The two brothers, Jadab and Tara Nath, and the widow of the deceased brother, Madhab, were living together until the death of Jadab in 1865. Jadab died without heirs find such property as he had was inherited by his brother Tara Nath. Madhab’s widow, Bama Sundari, left the family dwelling house and enjoyed a separate share of her hus-. band’s property from the year 1879, she did not after that date at any rate lay any claim to or enjoy any sort of possession of the properties which formed the subject of the present suit. These properties, however, admittedly were acquired at some time prior to the date when the widow left the family dwelling house in 1879. There is also the fact that at some time before 1879 Tara Nath was granted by the zemindar the brahmatten of one of the plots which formed the subject of the suit, and the finding is that this was a grant made personally to him in consideration of his being the priest.

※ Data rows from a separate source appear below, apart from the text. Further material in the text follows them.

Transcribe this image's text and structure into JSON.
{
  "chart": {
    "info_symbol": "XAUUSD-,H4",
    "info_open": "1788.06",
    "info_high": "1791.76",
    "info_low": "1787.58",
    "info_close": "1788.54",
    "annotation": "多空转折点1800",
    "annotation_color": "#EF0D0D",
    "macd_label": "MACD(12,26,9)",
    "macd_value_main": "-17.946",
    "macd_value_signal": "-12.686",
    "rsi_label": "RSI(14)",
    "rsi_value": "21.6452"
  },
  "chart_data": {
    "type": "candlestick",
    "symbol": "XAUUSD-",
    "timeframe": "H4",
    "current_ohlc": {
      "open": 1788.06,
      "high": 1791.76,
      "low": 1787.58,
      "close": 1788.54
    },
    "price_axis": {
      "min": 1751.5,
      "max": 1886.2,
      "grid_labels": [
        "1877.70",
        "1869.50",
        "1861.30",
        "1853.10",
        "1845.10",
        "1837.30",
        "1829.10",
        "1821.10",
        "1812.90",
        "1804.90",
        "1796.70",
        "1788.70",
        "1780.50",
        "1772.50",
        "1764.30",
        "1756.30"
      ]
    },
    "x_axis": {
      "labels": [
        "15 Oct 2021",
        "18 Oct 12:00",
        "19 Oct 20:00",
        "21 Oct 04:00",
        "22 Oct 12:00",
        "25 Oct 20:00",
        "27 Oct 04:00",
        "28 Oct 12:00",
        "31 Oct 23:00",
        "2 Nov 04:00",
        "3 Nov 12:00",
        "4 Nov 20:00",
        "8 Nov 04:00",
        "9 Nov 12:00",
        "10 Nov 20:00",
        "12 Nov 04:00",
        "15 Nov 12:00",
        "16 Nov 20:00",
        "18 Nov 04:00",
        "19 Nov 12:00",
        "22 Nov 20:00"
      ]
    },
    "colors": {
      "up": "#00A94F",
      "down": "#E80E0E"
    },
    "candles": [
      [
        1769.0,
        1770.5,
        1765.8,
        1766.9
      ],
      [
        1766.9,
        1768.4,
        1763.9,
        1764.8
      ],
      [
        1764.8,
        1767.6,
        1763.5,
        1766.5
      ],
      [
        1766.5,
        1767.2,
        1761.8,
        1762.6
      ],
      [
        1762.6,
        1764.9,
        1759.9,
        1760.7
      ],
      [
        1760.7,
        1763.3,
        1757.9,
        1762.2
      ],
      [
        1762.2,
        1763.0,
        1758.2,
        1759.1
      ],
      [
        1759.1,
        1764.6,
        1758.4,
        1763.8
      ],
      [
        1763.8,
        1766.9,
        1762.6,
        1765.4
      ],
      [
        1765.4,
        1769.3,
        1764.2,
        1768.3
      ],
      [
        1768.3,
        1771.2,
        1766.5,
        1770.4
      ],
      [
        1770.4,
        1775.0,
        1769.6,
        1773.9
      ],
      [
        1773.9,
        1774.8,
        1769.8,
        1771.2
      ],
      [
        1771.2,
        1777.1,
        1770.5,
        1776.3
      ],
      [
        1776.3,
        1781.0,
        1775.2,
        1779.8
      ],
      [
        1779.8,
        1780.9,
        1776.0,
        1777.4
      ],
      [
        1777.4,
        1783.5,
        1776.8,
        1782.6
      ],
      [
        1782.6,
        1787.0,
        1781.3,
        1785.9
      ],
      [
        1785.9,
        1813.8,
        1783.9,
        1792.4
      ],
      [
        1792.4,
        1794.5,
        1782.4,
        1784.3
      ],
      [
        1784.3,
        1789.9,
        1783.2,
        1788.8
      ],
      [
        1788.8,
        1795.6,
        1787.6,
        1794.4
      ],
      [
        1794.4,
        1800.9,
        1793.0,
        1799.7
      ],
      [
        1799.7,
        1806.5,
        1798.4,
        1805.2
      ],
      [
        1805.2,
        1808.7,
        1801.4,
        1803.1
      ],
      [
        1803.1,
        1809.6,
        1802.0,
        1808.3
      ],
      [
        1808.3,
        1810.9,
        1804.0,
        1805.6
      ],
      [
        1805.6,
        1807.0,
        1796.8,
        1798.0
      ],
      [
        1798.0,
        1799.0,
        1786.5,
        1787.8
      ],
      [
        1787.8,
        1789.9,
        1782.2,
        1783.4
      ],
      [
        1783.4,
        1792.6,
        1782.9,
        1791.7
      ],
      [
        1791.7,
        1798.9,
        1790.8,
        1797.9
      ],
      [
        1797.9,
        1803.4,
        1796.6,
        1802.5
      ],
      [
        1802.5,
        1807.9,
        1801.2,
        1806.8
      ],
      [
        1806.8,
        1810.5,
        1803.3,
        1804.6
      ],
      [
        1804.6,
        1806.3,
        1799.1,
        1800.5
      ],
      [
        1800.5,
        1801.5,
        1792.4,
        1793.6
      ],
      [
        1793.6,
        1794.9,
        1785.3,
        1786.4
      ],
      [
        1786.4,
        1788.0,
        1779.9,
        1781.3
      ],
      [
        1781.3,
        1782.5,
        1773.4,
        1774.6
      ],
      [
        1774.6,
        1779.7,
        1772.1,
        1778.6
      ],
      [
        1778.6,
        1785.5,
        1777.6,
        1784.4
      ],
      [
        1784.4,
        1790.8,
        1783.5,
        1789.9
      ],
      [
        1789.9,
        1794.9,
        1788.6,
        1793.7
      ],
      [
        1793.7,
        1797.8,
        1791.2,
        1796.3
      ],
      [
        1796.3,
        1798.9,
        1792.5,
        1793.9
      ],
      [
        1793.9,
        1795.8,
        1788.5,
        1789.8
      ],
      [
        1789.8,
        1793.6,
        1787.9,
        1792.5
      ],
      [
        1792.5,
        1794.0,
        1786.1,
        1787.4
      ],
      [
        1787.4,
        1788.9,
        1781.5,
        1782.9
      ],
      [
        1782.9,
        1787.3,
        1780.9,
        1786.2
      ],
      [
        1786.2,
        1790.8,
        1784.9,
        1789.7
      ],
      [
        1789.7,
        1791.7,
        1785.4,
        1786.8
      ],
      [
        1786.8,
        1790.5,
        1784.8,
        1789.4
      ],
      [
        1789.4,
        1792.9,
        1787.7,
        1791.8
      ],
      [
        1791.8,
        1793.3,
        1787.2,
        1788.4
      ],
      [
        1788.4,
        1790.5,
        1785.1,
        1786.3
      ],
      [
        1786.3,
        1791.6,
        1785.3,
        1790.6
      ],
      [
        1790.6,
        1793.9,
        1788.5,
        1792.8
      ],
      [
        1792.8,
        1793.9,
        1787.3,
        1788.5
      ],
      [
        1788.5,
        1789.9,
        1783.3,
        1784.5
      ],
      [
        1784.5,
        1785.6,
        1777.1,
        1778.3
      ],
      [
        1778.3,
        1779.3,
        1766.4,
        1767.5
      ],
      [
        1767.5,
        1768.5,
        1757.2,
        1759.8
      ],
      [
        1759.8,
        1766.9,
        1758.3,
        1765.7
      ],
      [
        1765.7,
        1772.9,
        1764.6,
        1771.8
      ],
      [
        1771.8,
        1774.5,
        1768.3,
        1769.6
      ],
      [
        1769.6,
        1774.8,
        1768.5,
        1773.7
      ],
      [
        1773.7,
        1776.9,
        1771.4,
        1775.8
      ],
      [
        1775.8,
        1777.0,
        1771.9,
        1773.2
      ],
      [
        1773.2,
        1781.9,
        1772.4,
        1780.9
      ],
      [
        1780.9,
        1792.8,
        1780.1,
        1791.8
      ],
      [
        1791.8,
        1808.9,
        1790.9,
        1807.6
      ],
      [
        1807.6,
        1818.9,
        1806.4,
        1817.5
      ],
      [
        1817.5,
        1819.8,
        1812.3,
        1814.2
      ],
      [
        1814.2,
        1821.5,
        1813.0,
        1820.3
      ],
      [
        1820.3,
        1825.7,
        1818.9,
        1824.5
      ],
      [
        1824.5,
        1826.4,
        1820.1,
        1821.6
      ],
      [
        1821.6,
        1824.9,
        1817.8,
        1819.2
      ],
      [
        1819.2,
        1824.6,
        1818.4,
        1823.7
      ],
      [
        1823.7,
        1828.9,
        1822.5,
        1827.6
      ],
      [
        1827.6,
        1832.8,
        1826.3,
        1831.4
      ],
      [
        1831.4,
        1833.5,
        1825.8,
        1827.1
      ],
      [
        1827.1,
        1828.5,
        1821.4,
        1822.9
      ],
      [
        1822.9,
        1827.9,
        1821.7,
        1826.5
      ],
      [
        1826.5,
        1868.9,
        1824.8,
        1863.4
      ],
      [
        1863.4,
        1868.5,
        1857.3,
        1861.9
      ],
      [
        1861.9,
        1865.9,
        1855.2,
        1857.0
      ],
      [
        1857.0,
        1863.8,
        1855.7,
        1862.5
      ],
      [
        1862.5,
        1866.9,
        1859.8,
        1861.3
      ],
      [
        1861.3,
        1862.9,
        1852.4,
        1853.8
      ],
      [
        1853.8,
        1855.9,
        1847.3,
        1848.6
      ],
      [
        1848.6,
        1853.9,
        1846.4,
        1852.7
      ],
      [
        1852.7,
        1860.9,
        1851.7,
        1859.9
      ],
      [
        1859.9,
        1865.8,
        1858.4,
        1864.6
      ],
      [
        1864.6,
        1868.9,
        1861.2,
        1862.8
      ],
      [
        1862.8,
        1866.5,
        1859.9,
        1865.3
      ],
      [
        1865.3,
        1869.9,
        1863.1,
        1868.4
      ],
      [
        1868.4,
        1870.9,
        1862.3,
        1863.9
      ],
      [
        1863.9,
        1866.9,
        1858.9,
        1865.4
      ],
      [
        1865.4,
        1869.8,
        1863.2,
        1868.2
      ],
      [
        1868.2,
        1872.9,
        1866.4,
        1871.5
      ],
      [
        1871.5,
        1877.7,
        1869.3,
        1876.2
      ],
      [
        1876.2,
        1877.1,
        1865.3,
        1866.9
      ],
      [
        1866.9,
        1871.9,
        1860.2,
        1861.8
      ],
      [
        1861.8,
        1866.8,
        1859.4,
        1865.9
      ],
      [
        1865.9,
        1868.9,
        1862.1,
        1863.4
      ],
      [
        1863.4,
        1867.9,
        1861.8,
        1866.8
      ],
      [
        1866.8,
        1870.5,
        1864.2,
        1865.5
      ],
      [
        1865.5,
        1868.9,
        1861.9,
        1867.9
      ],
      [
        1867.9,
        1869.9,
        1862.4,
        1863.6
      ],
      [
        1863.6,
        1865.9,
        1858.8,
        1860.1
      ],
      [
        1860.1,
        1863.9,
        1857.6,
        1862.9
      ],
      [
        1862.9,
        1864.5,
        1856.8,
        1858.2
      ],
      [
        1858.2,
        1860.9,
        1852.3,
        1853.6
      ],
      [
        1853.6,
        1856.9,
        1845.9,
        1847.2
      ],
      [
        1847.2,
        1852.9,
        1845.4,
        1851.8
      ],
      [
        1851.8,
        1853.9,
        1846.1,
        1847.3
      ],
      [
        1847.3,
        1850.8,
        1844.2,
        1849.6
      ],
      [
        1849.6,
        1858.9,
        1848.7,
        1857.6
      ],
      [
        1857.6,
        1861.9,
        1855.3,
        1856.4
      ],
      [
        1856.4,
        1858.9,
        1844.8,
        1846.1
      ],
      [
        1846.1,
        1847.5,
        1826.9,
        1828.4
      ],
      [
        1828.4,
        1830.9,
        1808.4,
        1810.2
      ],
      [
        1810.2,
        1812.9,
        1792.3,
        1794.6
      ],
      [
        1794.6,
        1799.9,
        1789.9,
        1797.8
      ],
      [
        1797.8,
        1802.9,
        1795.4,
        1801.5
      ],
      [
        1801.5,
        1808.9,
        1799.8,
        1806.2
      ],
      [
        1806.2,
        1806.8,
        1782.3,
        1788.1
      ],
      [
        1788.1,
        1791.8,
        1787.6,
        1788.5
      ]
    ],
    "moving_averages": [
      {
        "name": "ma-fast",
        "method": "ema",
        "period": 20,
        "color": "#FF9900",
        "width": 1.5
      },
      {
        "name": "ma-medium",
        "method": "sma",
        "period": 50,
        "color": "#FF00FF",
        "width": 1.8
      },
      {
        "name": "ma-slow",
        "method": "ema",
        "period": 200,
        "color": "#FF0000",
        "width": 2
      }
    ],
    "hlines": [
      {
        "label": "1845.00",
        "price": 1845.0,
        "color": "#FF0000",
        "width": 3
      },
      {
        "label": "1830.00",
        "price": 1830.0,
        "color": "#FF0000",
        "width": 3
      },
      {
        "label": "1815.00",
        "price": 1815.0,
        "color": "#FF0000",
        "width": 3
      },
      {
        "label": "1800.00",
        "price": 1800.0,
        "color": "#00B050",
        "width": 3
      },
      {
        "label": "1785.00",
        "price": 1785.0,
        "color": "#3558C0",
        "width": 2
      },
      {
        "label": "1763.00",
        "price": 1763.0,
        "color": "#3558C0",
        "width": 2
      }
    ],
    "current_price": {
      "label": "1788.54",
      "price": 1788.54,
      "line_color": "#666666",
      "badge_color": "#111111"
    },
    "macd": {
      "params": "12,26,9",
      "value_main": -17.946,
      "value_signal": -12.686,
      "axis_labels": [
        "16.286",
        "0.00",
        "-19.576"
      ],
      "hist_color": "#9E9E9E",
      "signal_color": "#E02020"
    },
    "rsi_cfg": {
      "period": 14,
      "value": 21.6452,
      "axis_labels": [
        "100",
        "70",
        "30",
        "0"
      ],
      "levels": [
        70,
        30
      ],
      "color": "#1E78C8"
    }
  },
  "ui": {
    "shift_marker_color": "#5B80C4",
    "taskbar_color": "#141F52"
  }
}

4. The learned Subordinate Judge has somewhat obscured the case by trying to deal with the application of the general rule under which the jointness of a Hindu family is presumed. It is enough for the purposes of this case to refer to the judgment of their Lordships of the Privy Council in the case of Bannoo v. Kashee Ram 3 C. 315. in which their Lord ships said that the presumption referred to could not be safely relied upon in a case in which the disputed property was in the possession of the person under whom the defendant claimed and was ostensibly that person’s own property at the time of his death. In this case also the property which forms the subject of the suit was in the possession of Tara Nath as his own property from the year 1879 and in addition to that the widow, although she was given a share in certain properties which were undisputedly her husband’s property in that year 1879, was given no share in this property and laid no claim to it since that date. There is also the fact that Tara Nath obtained a grant in respect of a portion of this property and it has been found that the grant was a personal grant to himself. The finding of both the lower Courts is that the property was the self-acquired property of Tara Nath, and upon the facts we have stated we are of opinion that the finding was justified. It is not necessary to discuss the application of any general presumption of joint-ness, if indeed it be correct to say that any such general presumption can be applied to particular pieces of property without regard to the facts of the case.

5. The result is that the appeal is dismissed with costs.